We didn't know what was going on.'
Yes you did.
Independent outlets have been reporting on it for years, even in the case of chlorpyrifos.
The EPA itself has come out with negative studies on it.
Corporate media ignored it, just like they always do.
Okay, let me ask you this.
Corporate media, this is part of the story.
Don't you see?
This is part of the story.
Last week, we heard MSNBC talking about, 'Oh my gosh.
RT has to register as a foreign agent, now they must be doing something wrong.'
Well, no.
Every company that does business in the United States from another country has to register.
All of sudden, why do they attack an organization like RT, or Al Jazeera, or these independent
organizations?
Why do they attack us?
Because we tell these stories that they are ordered, from 50th floor, 'Don't tell that
story, because you're going to dry up advertising dollars.'
By god, here you've got a product that's killing people, that is injuring the brains of small
children.
You go to MSNBC, see if you can find them reporting one time about this, where they
actually do a story that means something.
Okay.
What do we know about this chemical that is absolutely undisputed?
What do we know about the dangers of this chemical?
Well, here's what we know.
We already talked about the health effect, but let me read to you what the EPA itself
announced that they put out last November, November 2016.
Here it is, "All food exposures exceeded safe levels.
Children ages one to two exposed to levels of chlorpyrifos that are 140 times more than
the EPA has deemed safe.
There's no safe level of chlorpyrifos for drinking water," meaning if any of it gets
into the water, it is contaminated and unusable, but we still drink it anyway.

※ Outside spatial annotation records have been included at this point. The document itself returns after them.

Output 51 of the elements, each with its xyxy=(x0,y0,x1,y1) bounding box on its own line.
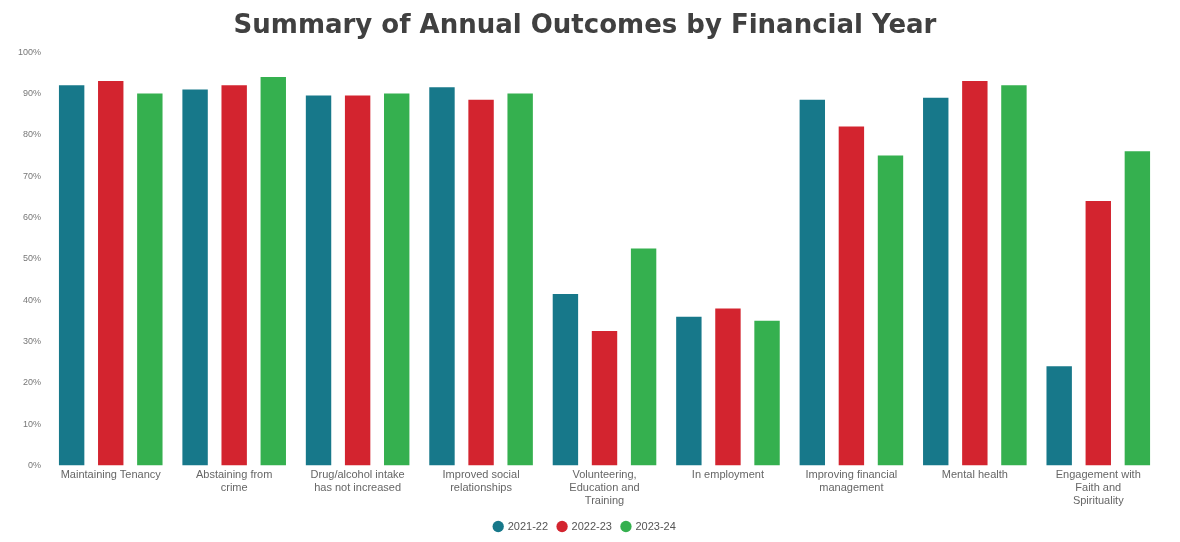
x-tick-label: Maintaining Tenancy xyxy=(60,468,162,481)
bar xyxy=(221,85,247,466)
y-tick-label: 90% xyxy=(23,88,42,98)
bar xyxy=(1085,200,1111,466)
bar xyxy=(384,93,410,466)
x-tick-label: In employment xyxy=(691,468,765,481)
bar xyxy=(676,316,702,466)
bar xyxy=(754,320,780,466)
x-tick-label: Mental health xyxy=(941,468,1008,481)
bar xyxy=(182,89,208,466)
bar xyxy=(630,248,657,466)
y-tick-label: 0% xyxy=(28,459,42,470)
x-tick-label: Improving financial management xyxy=(805,468,898,494)
bar xyxy=(1046,366,1072,466)
chart-title: Summary of Annual Outcomes by Financial Year xyxy=(233,9,937,40)
bar xyxy=(468,99,494,466)
x-tick-label: Improved social relationships xyxy=(442,468,520,494)
bar xyxy=(552,293,579,466)
y-tick-label: 40% xyxy=(23,294,42,305)
bar xyxy=(344,95,371,466)
legend-label: 2023-24 xyxy=(635,519,676,532)
y-tick-label: 80% xyxy=(23,129,42,140)
y-tick-label: 100% xyxy=(17,46,42,57)
bar xyxy=(98,81,124,466)
bar xyxy=(923,97,949,466)
y-tick-label: 30% xyxy=(23,335,42,346)
y-tick-label: 70% xyxy=(23,170,42,181)
bar xyxy=(58,85,85,466)
bar xyxy=(591,331,618,466)
x-tick-label: Abstaining from crime xyxy=(195,468,273,494)
legend-label: 2021-22 xyxy=(507,519,549,532)
bar xyxy=(507,93,533,466)
bar xyxy=(799,99,826,466)
x-tick-label: Engagement with Faith and Spirituality xyxy=(1055,468,1141,507)
bar xyxy=(137,93,163,466)
bar xyxy=(838,126,865,466)
bar xyxy=(260,76,286,466)
bar xyxy=(962,81,988,466)
y-tick-label: 60% xyxy=(23,211,42,222)
y-tick-label: 10% xyxy=(23,418,42,429)
x-tick-label: Volunteering, Education and Training xyxy=(569,468,640,507)
bar xyxy=(1124,151,1151,466)
y-tick-label: 50% xyxy=(23,253,42,264)
bar xyxy=(1001,85,1027,466)
bar xyxy=(715,308,741,466)
bar xyxy=(429,87,455,466)
legend-label: 2022-23 xyxy=(571,519,612,532)
y-tick-label: 20% xyxy=(23,377,42,388)
bar xyxy=(877,155,904,466)
bar xyxy=(305,95,332,466)
x-tick-label: Drug/alcohol intake has not increased xyxy=(310,468,405,494)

"Pesticide drift can reach unsafe levels at 300 feet from the edge of a farm where it's
sprayed.
Residual pesticide residue is dangerous even 18 days after application to crops."
There's no safe level for this.
I mean, hell, the EPA banned it for use in homes early in the years 2000, 2001.
Said, 'No.
This is so dangerous, we can't have normal people going to the hardware store, buying
it, and putting it on their lawns, because it could kill them.'
Yet, in March of this year, Scott Pruitt, the new head of the EPA said, 'You know
what?
I'm going to ignore the science.
I'm going to side with my buddies over in industry, and we're going to end the debate
or chlorpyrifos once and for all.
So, have at it farmers.
Dump it as much as you want.'
We see it on every story.
We see it on every story, whether it's RoundUp, we've got Monsanto that's killing people with
RoundUp, causing blood diseases that are killing people.
I defy you.
If you're watching this program, go and find one time where a station like MSNBC has reported
anything about chlorpyrifos where they tell the truth about what the story is behind the
story.
You won't find it.
The reason you won't find it, because they get huge advertising dollars from people like
Monsanto, and Dow, and DuPont, and you'll never get these stories until somebody in
your family is sick or dying from something like this product.
That's when you're going to get the story.
They'll attack independent media, like RT, or like Al Jazeera, or the independent TV
stations, because we can tell the story, because we don't have advertisers telling us, 'No.
You better not tell that story.'
We don't care.
We tell the story if it's true.
That's part of the problem here, Farron.
The part of the problem where we don't have any help from corporate media getting these
stories out.
At this point, it's done deal, isn't it?
You've got Pruitt who's owned and operated by Trump, owned and operated by the industry,
this is going to happen, isn't it?
Unfortunately, yes.
Just like all of the other instances, eventually, what's going to bring this to light, what's
going to bring it to the corporate media attention, is when the lawsuits begin to be filed, because
we know that Dow knows about the dangers.
We know they're underplaying the dangers, and we know that this thing is causing significant
problems in children and in farmers.
Ten thousand deaths a year across the globe in more than 100 countries combined.
Yeah, this thing is going to eventually make it to the news, but only because Dow is going
to find themselves in hot water and nobody is going to be able to ignore it at that point.